Copenhague Zero Grau - Tempestade em teto de zinco
Plástica brasiliense. Espaços imensos, largas estradas, verdes e brancos, gramados e viadutos, edifício nenhum pra impedir a vista. Lua pela metade, o céu careca, sem nuvem nem nada. A irresistível Copenhague está por perto, as autoestradas se iluminam, os entroncamentos para os subúrbios se repetem cada vez mais frequentemente.
O mundo é grande, maior que Minas. O medo não se afasta, pousou lá dentro, coração não cabe. Voltar pra Minas assusta qualquer um, homens, mulheres crianças. Em Minas, o tempo não passa, as fortunas não se acabam, os casamentos ainda são para sempre, os casos são sempre os mesmos e as abelhas fazem casa em tijolos de rapaduras no balcão das vendas da infância.
Se pudesse Joatão não voltava. Verdade é que carrega Minas dentro dele – e como Minas pesa: tem procissão, tem virgens desconsoladas, tem andores, crucificações e pregações, trezenas a Santo Antônio, minério no fio do bigode e dinheiro escondido no colchão de palha. Saiu de Minas, mas Minas não saiu dele. A Dinamarca e seus olhos azuis, cabelos claros, carnes brancas, mulheres práticas de canelas cabeludas, tudo é um mundo que explode contra a Minas que permaneceu dentro dele. Estrondos, pororocas, rugidos, feras, barulhos de sete quedas: tempestade em folha de zinco.
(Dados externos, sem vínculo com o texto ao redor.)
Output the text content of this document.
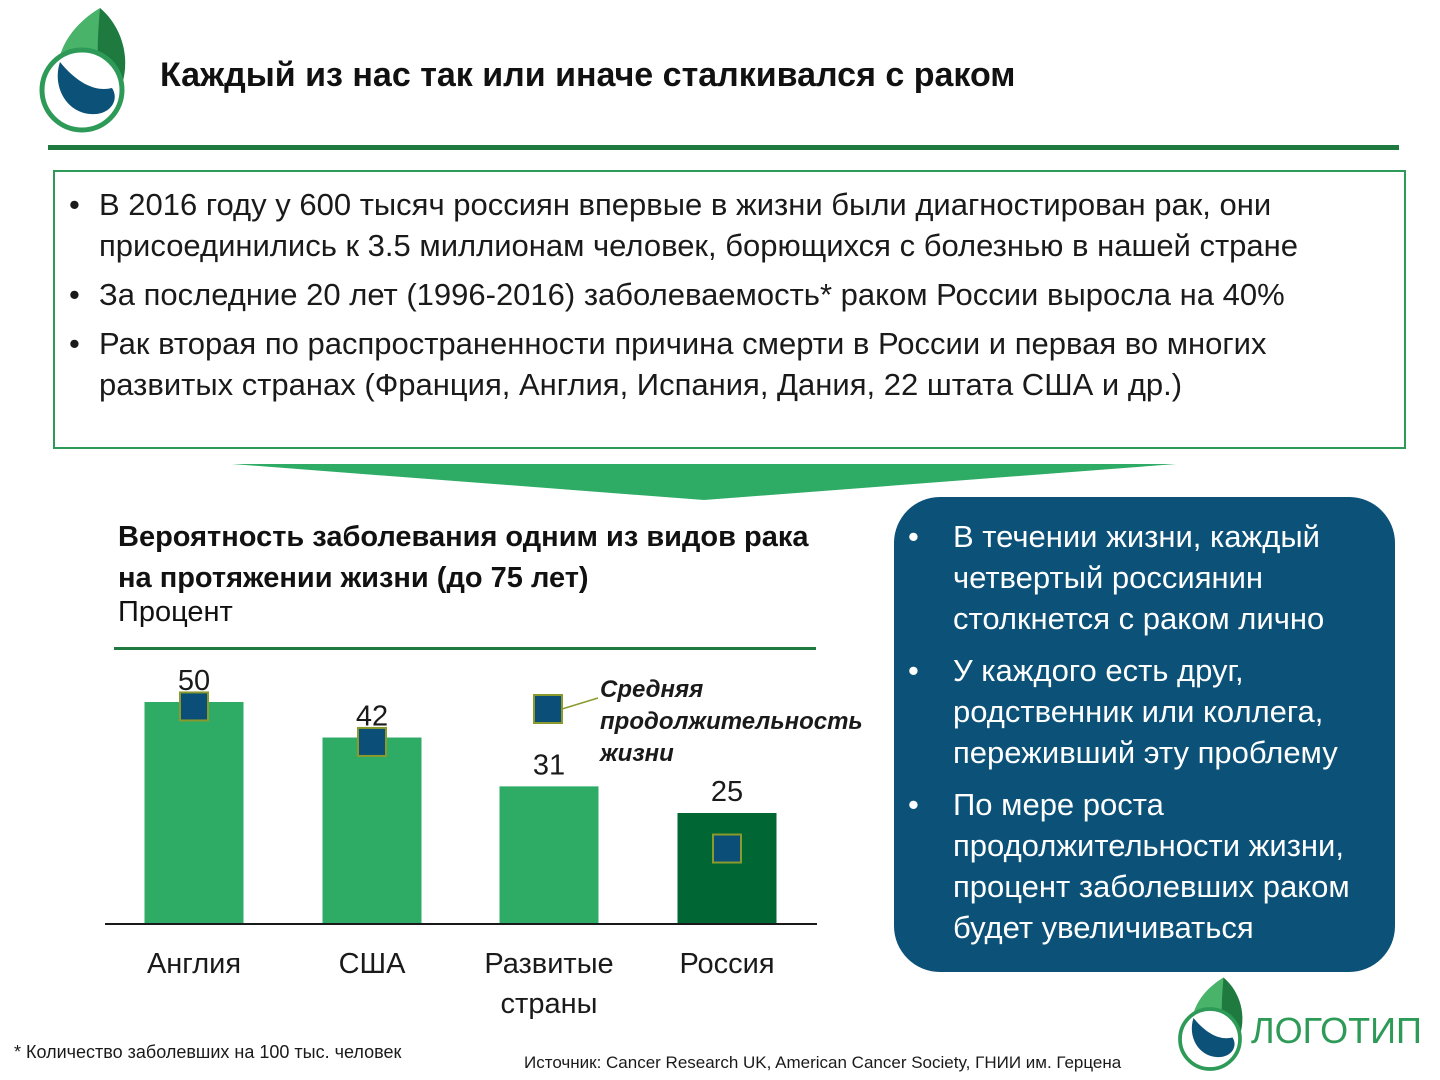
Каждый из нас так или иначе сталкивался с раком
• В 2016 году у 600 тысяч россиян впервые в жизни были диагностирован рак, они присоединились к 3.5 миллионам человек, борющихся с болезнью в нашей стране
• За последние 20 лет (1996-2016) заболеваемость* раком России выросла на 40%
• Рак вторая по распространенности причина смерти в России и первая во многих развитых странах (Франция, Англия, Испания, Дания, 22 штата США и др.)
Вероятность заболевания одним из видов рака на протяжении жизни (до 75 лет)
Процент
50
Англия
42
США
31
Развитые
страны
25
Россия
Средняя
продолжительность
жизни
• В течении жизни, каждый четвертый россиянин столкнется с раком лично
• У каждого есть друг, родственник или коллега, переживший эту проблему
• По мере роста продолжительности жизни, процент заболевших раком будет увеличиваться
* Количество заболевших на 100 тыс. человек
Источник: Cancer Research UK, American Cancer Society, ГНИИ им. Герцена
ЛОГОТИП
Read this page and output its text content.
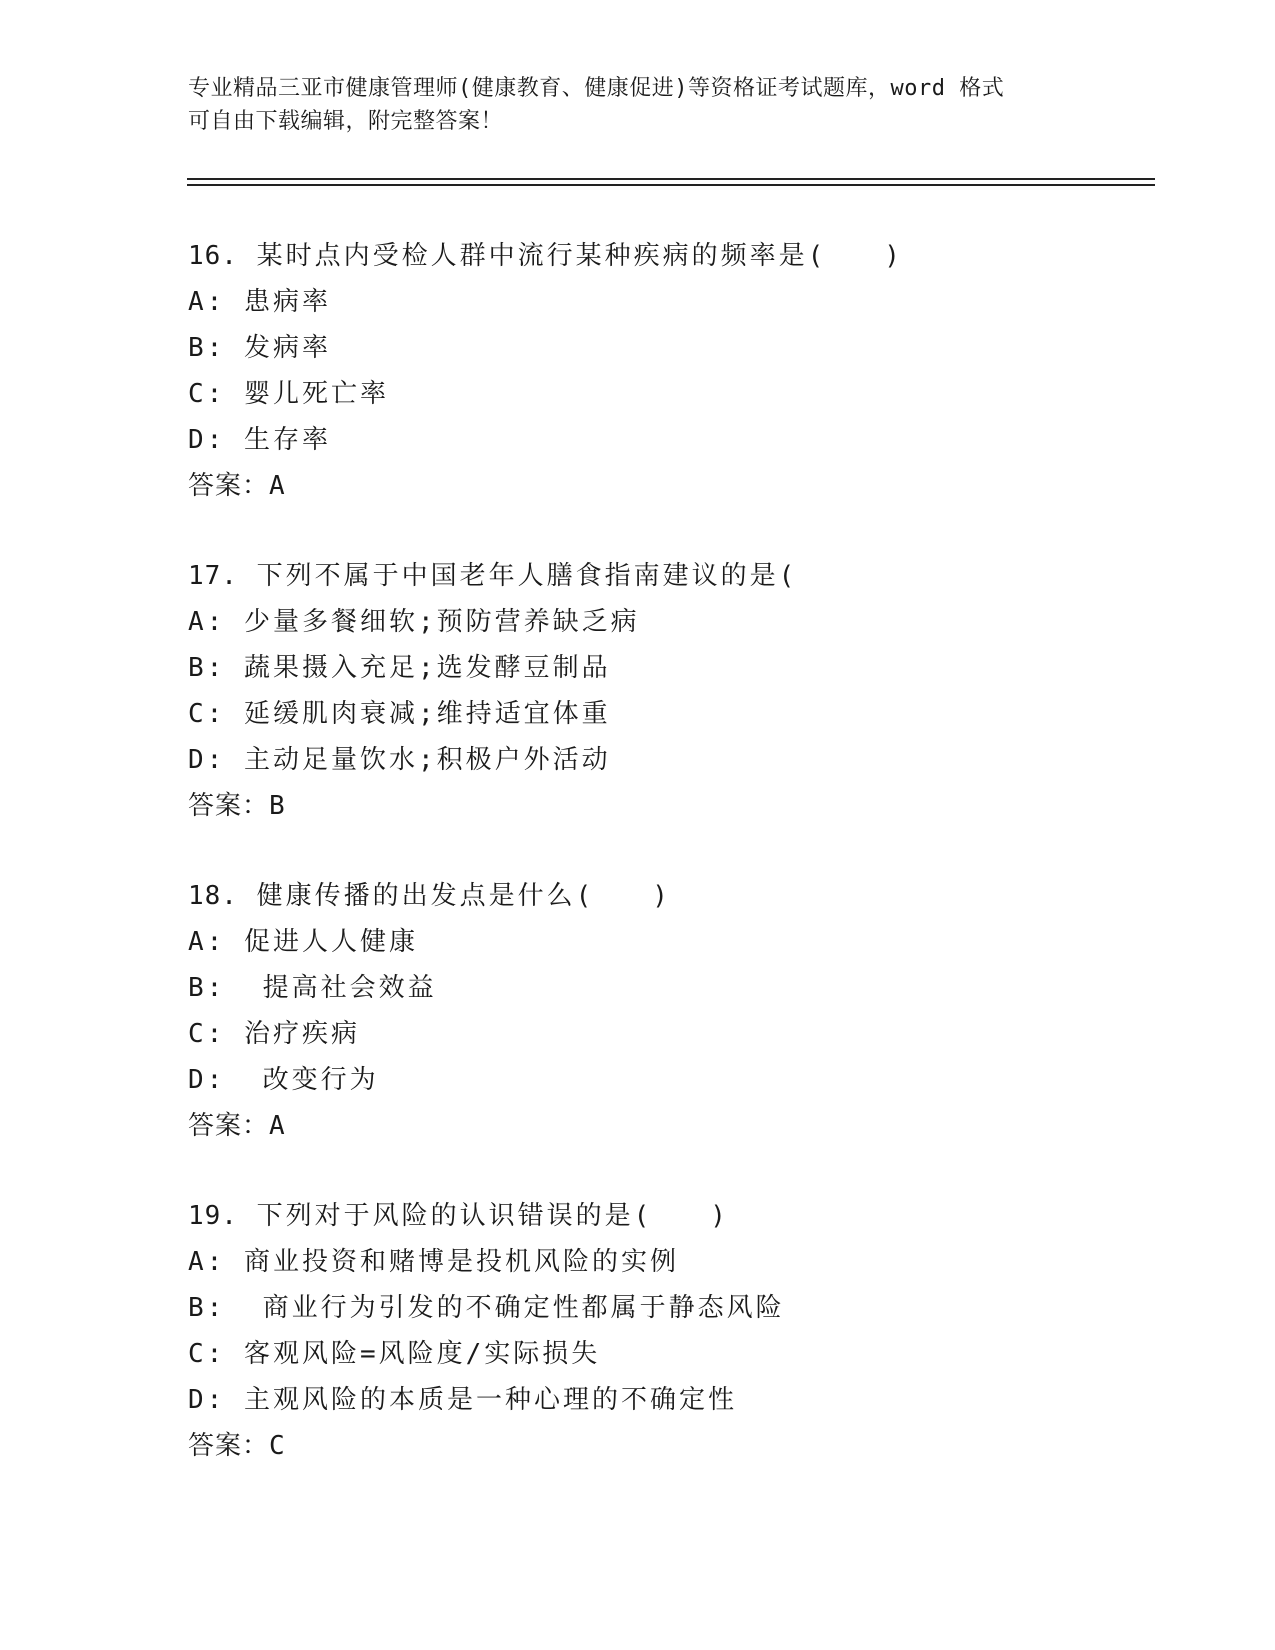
专业精品三亚市健康管理师(健康教育、健康促进)等资格证考试题库，word 格式
可自由下载编辑，附完整答案！
16. 某时点内受检人群中流行某种疾病的频率是(　　)
A: 患病率
B: 发病率
C: 婴儿死亡率
D: 生存率
答案：A
17. 下列不属于中国老年人膳食指南建议的是(
A: 少量多餐细软;预防营养缺乏病
B: 蔬果摄入充足;选发酵豆制品
C: 延缓肌肉衰减;维持适宜体重
D: 主动足量饮水;积极户外活动
答案：B
18. 健康传播的出发点是什么(　　)
A: 促进人人健康
B:  提高社会效益
C: 治疗疾病
D:  改变行为
答案：A
19. 下列对于风险的认识错误的是(　　)
A: 商业投资和赌博是投机风险的实例
B:  商业行为引发的不确定性都属于静态风险
C: 客观风险=风险度/实际损失
D: 主观风险的本质是一种心理的不确定性
答案：C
O carro roda, Roskilde ficou pra trás, logo Hedehusene, Taastrup em seguida, Copenhague se aproxima, os sinais de trânsito se sucedem. O tempo, apesar de todo medo e ansiedade, há de passar, Joatão há de cruzar, de volta, lugares tantos, como a Capital, de que tanto gosta, a Zelândia a Jutlândia caipira, o estreito de Oeresund, caminho à Suécia... Porém, um dia há de botar os pés em Minas de novo, tem certeza de que vai voltar. Com medo das comadres, das mulheres que agarram moço de futuro, das conversas na pracinha da Matriz, dos fuxicos no salão do barbeiro. Mas volta.
Árvore riscada também cresce, mas incorpora a cicatriz.